The Rev. Widing spoke of his experiences recently at Grace Church, where parishioners have expressed a desire to hear about his monthly trips to the attack site.  “My role is to make the connection between here and there,’ he said.

He described the toil of the workers.

“With a stubborn mix of strength and care, those people are working steady on,” he said in his sermon.  “One chunk, one bucket of dust, ash, whatever at a time.  Day in day out, night-long, they set about moving mountains of I-beams, glass, plastic steel, wood, concrete that entombs their countrymen and women.”

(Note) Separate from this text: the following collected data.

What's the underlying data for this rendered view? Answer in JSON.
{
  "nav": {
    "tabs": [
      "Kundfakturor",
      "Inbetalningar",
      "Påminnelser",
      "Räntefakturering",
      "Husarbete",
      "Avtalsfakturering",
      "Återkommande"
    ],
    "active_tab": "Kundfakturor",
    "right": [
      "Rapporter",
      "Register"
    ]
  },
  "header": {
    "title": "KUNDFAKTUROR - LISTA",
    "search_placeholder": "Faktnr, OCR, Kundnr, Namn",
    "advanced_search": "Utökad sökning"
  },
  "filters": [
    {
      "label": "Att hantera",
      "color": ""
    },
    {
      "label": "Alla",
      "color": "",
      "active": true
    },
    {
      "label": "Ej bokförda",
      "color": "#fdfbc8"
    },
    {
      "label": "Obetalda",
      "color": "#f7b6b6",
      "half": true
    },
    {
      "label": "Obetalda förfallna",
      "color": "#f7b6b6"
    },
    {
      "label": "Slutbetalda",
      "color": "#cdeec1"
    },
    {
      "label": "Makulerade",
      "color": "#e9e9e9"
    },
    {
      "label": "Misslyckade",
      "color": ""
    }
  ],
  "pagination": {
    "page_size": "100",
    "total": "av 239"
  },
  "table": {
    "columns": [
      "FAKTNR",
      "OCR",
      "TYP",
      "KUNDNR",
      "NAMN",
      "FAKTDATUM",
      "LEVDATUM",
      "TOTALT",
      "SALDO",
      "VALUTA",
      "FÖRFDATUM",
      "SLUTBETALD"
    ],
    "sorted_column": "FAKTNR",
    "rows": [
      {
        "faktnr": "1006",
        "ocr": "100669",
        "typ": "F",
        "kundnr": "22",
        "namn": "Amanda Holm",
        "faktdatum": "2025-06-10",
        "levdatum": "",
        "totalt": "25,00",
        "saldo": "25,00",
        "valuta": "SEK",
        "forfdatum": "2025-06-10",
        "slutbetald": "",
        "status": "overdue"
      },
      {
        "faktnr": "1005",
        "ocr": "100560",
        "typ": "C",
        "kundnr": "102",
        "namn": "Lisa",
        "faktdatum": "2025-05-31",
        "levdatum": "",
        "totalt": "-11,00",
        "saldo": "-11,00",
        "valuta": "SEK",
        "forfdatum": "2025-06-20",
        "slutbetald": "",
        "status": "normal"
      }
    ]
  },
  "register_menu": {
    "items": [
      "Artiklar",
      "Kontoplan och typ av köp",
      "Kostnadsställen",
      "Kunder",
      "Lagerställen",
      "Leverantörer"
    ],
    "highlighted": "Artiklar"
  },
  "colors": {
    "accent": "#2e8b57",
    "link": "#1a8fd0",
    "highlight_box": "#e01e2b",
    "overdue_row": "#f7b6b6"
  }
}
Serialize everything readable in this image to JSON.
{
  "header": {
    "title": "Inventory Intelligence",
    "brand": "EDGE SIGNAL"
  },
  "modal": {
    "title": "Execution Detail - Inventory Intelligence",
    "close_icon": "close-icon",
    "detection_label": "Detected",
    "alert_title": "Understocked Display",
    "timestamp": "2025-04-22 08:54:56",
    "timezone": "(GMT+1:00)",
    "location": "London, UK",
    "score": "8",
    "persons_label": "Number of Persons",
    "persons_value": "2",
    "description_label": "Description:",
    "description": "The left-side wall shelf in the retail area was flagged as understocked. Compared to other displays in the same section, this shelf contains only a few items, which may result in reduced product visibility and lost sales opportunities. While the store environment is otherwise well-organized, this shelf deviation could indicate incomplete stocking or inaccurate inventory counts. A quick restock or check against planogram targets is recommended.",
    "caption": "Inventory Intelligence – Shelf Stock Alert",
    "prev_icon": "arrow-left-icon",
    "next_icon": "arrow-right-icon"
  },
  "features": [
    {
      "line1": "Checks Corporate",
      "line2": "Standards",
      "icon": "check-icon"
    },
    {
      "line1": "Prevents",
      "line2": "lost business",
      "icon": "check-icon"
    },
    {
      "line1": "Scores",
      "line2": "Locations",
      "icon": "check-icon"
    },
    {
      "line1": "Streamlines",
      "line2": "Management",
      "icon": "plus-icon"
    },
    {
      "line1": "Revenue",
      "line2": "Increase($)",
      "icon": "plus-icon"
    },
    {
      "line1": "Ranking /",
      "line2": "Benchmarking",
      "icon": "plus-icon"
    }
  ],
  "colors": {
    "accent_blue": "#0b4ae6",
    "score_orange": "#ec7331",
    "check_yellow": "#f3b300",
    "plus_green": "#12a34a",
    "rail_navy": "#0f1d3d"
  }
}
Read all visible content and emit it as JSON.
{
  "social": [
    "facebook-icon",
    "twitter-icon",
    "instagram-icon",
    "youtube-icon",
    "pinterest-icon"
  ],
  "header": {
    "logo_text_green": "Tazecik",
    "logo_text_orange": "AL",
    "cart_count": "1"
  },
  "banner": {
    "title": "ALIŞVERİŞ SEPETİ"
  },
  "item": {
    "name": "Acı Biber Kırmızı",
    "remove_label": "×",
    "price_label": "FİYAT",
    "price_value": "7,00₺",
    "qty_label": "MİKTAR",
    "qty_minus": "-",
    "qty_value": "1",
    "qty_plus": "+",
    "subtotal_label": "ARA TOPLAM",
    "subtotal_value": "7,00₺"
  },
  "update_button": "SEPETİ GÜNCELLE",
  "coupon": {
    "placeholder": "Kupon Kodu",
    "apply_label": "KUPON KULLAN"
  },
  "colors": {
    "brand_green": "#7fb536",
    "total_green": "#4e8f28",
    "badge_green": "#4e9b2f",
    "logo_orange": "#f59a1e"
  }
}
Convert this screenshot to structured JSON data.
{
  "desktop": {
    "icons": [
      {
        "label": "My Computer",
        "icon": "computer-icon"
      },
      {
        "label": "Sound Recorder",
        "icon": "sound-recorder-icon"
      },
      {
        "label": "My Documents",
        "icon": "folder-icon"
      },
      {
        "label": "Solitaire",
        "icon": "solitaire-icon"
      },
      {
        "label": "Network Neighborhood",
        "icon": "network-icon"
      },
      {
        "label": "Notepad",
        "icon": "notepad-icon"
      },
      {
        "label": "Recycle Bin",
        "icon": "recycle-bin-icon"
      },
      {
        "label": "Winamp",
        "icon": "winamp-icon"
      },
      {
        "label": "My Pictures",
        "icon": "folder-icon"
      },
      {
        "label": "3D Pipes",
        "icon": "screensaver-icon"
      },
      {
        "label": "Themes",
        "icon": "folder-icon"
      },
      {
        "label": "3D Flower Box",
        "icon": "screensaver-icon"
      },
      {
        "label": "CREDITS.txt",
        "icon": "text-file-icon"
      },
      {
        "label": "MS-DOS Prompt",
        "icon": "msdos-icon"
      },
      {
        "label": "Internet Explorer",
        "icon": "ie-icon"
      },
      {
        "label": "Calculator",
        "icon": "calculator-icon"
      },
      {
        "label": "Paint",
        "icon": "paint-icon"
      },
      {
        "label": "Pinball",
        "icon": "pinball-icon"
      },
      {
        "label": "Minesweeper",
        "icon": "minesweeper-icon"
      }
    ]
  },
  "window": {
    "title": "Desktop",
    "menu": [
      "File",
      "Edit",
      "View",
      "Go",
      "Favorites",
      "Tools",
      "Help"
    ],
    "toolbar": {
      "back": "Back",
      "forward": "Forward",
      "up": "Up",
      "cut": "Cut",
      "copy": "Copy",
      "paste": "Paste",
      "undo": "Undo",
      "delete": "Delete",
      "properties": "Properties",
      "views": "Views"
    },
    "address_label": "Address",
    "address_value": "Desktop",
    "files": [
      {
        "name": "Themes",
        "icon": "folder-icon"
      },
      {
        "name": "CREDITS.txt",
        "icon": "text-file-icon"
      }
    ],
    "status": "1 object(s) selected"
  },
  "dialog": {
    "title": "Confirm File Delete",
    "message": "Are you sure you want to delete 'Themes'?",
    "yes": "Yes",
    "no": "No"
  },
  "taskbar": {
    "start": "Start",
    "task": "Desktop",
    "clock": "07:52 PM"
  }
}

“What’s arresting, what’s notable, is the simple doggedness of their work. (That’s what you do following a crisis.) What’s amazing (in all this) is the relentless simplicity of lift and carry and continue.  Facing a sudden, terrible total loss, and faced with an undoable task, they set emotions aside and they set about doing the job in front of them,” he continued.

 “They do what strong men and women do best – the began and they keep at it.  Nothing fancy.  Just muscles and wills at work.  The just look down and bent and bore away the nearest burden.  Shovel by shovel, bucket by bucket, truck bay load by bay load, piled on, piled high, inspected (washed down) then carried away.”

“We pull from the rubble some learning, some wisdom to better equip us for the future,” he reassured his parishioners.  Later, the Rev. Widing reflected on his experiences, calling the work “exhilarating, enervating, exhausting, energizing.”

“This is a pivotal experience of our people, certainly for Americans of our generation,” he said.  “We have to face it, deal with it, and go on from here.  We dare not put it behind us casually.  It would be irresponsible to let a tragedy of this enormity pass us by.  We must learn from it.”

“I’m being the representative of Newington and Avon… of Connecticut.  It’s not so much myself as a person.  We’re a conduit to tie everything together.”

 “I know everyone up here would give their eye teeth to be there,” he said.  “It’s a ministry of presence.”